The domestic steel industry has, however, some solace in imports. While it has never gone up to 0.5 MT in the last six months, it was just 0.29 MT in June. Industry sources said buyers are not keen on imported material since the same is available at 2-5% cheaper domestically.
However, the double whammy of stagnant domestic demand as buyers were on the wait and watch mode expecting prices to come down for the last two months or so and dry up of the export market, led to a pile up of inventories for the domestic steelmakers — from the usual of 2-3 days’ stock to an average of 20 days’ stock. These factors forced almost all steel firms to prepone maintenance shutdown, and as a result, inventory level of the steel firms have got reduced.
The preponement of the shutdown has led to a flat or slightly lower production for almost all major steel firms in the first quarter of the current fiscal over the immediate past quarter. Sequentially, JSW Steel’s domestic crude steel production including from entities in which it has joint control fell by 3% to 5.72 million tonne (MT) in Q1FY23. Tata Steel India’s production was flat at 4.92 MT in Q1FY23 sequentially.

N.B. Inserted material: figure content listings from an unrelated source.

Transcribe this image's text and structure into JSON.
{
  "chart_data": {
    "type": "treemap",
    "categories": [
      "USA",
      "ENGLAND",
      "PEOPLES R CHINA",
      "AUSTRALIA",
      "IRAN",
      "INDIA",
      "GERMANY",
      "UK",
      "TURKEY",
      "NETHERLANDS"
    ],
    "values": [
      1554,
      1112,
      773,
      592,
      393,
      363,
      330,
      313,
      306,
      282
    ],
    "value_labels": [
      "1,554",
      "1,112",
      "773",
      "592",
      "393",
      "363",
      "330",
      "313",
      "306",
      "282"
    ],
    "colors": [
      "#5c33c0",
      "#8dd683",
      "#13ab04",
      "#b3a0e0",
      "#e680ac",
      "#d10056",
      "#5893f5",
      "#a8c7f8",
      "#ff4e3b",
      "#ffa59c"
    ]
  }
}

Others who depend on sourcing iron ore from the open market were also impacted. State-run iron ore miner NMDC, which commands around 20% of the domestic iron ore market, reported a 40% decline in year-on-year sales in June at 1.9 MT. In Q1FY23, its sales were down by 20% y-o-y, despite reducing prices by up to 36% between April 1 and June 5, the effective date of the last price revision.
Iron ore is an important raw material for steelmaking, requiring about 1.5-1.6 tonne of the raw material to produce every tonne of the metal.
However, as Dhar said, “domestic demand is improving a little bit since the last one week. Lot of activities which have not happened for the last two months are recovering now. Demand is improving overall.” The demand will further improve after the Monsson is over, but he refused to hazard any guess on the price movement.
Icra’s Jayanta Roy, however, said demand for steel is strongly correlated with the performance of underlying economies. With rising inflation, central banks around the world are increasing interest rates with an objective of slowing down their economic growth rates, which in turn is likely to adversely impact metal demand going forward.